今後は今よりもさらに有線の高級イヤホンを求めるような市場はもっともっとマニアックな市場になっていくと思いますが、それでも続けられる限りは自分の考えやこだわりを持ちつつやっていこうと思います。

ちなみにTWSイヤホンはバッテリーやBluetooth関係の認証にかかる費用などがとても高く(数百万とします)、634EARSのような小さな事業にはとてもそれを回収できるようなものではないことと、バッテリー寿命のある製品である限りどうしても1,2年で買い替えとなるような製品として価格をあまり上げられない(要はギリギリ2年くらい限定として買いたいと思える価格以上のものがつけられない)ので利益がないこと、今現在でている高級に入るTWS以上に音質や使い勝手などの付加価値をつけて価格を上げても先ほどの理由で売れてないと考えられるので今は自社のみでこういった製品を開発することは厳しいと思っています。 いくつかそういった海外の会社からのアプローチはあるので全くないとは言えませんが。
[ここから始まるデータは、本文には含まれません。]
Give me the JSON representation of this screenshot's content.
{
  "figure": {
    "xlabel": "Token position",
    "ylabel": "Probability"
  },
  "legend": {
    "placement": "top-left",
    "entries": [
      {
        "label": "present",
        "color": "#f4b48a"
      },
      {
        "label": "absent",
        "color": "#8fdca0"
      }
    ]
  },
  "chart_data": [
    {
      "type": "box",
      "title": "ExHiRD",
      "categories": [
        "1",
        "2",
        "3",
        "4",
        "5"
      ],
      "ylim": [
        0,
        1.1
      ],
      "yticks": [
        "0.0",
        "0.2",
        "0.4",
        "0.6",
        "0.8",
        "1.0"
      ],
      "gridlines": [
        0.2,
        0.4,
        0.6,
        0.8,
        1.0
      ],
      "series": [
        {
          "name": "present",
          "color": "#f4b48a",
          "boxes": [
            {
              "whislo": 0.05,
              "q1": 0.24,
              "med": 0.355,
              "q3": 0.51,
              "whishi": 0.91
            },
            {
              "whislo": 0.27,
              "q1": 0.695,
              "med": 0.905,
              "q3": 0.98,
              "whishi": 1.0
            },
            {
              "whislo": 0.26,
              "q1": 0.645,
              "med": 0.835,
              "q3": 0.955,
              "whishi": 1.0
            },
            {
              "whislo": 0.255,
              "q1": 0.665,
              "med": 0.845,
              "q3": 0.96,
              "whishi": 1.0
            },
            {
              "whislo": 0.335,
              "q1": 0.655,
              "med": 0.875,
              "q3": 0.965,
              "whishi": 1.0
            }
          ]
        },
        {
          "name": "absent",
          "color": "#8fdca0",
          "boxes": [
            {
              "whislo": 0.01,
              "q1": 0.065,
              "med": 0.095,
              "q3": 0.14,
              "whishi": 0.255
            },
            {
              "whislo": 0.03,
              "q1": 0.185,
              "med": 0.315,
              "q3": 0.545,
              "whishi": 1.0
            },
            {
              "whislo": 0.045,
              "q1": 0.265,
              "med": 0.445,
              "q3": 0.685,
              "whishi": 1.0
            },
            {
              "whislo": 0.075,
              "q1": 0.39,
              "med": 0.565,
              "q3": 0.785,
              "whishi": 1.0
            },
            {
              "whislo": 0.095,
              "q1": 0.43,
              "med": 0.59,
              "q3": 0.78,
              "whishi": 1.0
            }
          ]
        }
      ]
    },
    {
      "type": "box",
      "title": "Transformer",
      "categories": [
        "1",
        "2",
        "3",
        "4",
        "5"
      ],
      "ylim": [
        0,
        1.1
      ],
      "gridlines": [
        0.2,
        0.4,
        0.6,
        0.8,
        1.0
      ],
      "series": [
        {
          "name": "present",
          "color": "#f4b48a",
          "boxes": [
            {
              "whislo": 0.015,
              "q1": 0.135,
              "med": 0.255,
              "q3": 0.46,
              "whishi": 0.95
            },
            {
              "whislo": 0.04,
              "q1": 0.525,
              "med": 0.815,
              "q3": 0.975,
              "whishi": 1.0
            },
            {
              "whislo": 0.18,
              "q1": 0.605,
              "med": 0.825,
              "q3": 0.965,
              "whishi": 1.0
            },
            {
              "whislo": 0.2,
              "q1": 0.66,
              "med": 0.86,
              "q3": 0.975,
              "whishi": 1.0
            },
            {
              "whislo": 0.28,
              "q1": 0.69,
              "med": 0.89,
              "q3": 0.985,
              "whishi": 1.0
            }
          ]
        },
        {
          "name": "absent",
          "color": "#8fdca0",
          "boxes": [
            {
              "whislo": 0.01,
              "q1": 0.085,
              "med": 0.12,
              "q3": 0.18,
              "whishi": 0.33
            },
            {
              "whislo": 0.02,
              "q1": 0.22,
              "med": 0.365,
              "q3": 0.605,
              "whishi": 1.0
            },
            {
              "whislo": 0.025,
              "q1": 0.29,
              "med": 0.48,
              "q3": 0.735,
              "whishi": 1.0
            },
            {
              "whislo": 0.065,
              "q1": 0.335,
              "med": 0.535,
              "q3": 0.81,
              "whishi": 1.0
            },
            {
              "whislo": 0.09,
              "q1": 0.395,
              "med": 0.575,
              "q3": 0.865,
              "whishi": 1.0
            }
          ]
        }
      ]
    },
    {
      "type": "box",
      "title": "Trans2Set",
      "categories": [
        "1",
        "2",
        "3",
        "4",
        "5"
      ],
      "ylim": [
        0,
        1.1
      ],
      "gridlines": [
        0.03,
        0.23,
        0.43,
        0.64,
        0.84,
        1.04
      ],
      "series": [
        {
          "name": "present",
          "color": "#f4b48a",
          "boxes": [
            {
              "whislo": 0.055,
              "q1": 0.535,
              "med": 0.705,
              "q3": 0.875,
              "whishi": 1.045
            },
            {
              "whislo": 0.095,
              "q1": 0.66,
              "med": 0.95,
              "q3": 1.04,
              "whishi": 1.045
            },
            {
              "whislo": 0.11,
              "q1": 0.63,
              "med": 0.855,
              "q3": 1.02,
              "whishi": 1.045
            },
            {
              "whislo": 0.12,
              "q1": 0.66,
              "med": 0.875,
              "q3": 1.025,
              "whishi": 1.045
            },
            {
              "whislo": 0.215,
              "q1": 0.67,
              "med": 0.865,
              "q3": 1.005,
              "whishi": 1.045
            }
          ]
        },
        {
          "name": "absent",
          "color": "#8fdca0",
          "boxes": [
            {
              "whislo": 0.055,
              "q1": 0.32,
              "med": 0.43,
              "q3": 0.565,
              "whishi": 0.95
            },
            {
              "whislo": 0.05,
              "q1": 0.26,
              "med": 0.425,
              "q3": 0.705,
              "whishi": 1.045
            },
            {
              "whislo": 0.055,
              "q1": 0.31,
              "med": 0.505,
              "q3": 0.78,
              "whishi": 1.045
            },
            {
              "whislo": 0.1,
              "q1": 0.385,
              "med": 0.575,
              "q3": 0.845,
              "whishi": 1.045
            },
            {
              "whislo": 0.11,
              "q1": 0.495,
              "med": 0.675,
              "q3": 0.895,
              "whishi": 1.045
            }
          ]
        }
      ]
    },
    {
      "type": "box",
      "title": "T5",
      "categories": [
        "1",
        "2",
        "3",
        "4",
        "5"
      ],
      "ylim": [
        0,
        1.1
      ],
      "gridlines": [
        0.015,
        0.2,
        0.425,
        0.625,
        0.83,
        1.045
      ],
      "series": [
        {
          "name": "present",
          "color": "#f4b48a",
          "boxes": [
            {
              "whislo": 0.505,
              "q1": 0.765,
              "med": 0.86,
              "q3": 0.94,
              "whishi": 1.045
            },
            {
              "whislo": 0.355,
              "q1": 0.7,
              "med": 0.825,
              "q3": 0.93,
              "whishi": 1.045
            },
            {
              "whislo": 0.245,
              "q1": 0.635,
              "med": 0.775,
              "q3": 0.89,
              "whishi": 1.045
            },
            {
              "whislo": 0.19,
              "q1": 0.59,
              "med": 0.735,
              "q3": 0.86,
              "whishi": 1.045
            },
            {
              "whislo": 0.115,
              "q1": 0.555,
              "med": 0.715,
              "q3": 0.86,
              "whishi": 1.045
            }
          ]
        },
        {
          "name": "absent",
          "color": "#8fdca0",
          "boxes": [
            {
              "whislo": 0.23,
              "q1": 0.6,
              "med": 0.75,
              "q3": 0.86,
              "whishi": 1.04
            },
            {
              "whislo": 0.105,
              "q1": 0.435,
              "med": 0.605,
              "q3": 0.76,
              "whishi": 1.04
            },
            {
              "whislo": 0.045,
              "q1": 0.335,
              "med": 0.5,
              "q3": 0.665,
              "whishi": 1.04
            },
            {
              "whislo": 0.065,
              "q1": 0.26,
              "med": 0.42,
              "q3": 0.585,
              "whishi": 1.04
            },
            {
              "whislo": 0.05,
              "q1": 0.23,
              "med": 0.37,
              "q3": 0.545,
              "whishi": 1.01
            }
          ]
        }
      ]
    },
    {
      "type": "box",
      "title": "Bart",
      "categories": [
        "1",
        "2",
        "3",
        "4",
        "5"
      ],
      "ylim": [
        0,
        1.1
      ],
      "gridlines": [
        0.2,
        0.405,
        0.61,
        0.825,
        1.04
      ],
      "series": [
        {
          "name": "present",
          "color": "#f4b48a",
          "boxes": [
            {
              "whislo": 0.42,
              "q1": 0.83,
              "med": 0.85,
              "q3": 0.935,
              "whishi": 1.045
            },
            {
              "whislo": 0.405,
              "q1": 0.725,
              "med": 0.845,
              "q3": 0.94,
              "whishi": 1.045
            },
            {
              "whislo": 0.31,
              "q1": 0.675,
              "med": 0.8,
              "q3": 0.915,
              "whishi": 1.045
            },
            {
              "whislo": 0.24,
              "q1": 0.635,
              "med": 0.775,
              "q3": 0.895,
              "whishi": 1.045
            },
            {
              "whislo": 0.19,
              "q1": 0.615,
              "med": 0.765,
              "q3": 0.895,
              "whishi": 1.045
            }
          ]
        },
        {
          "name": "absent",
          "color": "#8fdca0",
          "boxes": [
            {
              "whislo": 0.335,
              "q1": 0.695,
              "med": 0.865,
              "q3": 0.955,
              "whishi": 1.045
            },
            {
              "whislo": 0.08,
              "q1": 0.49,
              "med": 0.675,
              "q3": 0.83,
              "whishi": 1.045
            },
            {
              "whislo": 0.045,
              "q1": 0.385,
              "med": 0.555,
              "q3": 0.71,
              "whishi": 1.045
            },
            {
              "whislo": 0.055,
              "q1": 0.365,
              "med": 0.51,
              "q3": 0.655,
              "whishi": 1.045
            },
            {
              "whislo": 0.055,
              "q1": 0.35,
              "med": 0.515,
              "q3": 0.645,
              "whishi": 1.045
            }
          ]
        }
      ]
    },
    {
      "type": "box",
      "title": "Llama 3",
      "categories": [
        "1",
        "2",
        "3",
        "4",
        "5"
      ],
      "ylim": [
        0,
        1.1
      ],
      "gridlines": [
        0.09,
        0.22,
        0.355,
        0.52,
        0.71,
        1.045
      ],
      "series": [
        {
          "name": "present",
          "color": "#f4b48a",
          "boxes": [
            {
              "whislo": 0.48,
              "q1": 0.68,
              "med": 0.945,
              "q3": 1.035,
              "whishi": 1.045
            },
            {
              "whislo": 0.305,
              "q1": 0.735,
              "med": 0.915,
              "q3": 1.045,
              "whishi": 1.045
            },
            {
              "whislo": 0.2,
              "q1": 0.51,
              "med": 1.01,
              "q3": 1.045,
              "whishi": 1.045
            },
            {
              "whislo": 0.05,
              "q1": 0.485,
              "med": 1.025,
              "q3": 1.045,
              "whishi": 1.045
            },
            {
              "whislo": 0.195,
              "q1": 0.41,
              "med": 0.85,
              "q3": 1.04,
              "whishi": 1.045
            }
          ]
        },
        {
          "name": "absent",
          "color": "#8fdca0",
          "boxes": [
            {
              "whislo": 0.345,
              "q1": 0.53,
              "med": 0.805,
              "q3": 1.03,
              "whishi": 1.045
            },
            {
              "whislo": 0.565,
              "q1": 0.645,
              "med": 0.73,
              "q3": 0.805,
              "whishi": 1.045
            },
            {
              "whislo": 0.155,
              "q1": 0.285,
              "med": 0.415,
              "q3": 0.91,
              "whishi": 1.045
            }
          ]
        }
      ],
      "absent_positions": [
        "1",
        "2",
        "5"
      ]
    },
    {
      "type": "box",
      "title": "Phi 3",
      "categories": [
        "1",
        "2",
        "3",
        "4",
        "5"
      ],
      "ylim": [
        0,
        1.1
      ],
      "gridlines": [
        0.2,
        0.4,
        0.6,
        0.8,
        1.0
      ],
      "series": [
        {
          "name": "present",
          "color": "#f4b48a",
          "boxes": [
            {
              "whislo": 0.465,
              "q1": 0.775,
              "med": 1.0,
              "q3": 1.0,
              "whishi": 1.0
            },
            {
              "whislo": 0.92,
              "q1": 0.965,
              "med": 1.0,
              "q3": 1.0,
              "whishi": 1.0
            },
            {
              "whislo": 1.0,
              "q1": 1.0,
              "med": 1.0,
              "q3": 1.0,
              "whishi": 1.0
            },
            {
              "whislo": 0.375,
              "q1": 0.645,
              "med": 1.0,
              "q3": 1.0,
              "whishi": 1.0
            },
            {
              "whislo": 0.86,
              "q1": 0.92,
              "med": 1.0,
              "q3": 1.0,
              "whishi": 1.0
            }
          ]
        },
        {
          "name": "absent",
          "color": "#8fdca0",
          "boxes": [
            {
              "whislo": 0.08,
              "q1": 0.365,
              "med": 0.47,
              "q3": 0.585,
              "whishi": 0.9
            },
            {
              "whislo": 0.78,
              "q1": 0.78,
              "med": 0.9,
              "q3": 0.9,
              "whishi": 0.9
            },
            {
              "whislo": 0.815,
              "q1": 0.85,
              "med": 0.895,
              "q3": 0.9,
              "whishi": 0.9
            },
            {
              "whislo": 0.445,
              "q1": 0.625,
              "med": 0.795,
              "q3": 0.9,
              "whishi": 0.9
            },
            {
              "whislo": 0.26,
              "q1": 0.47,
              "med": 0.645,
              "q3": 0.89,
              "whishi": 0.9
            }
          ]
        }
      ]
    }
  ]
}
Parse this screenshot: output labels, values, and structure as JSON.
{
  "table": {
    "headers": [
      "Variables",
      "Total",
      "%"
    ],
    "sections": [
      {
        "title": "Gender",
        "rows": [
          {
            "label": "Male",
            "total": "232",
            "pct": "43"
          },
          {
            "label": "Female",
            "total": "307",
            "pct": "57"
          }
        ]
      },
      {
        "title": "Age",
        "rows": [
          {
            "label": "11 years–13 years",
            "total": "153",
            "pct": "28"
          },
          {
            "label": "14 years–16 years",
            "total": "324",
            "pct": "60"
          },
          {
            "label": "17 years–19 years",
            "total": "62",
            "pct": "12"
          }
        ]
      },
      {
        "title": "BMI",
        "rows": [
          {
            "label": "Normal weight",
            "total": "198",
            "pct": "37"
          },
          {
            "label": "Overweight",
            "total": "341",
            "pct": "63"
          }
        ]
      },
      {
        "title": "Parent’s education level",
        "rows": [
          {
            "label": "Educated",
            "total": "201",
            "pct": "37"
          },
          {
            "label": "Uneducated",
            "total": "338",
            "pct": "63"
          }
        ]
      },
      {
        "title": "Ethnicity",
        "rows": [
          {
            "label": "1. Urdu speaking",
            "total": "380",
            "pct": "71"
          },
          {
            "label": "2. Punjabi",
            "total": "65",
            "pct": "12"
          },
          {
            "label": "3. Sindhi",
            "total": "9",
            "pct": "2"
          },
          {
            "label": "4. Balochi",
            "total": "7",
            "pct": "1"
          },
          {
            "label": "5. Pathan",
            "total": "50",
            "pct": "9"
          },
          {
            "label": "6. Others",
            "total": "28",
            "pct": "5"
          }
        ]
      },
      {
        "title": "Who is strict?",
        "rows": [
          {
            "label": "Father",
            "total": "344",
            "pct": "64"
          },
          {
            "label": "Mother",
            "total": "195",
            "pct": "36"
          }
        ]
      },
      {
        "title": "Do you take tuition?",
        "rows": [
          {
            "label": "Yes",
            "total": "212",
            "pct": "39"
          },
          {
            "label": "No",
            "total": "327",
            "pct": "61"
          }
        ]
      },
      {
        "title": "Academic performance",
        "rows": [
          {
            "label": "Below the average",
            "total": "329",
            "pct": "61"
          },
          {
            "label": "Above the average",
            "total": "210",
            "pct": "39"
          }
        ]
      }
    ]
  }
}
来年はまだ中国の状況が読めずこの先どうなるかわからないので新モデルや開発が実際にどうなるかは確実なことは言えない状態です。仕入れ先が日本であっても結局のところオーディオ部品はその1つ1つだけではなく細部の小さな部品などは中国で作られているものがほとんどです。なのでその影響はとても大きいと思われます。

ただ、LOAKの上位機種はすでに開発に着手しています。もちろんLOAKユーザーにはアップグレード価格も用意しようと思っているので気になる方は楽しみにしていただければと思います。

そんなわけで長くなりましたが、今年もありがとうございました。みなさん良いお年をお迎えください。そして来年もよろしくお願いいたします。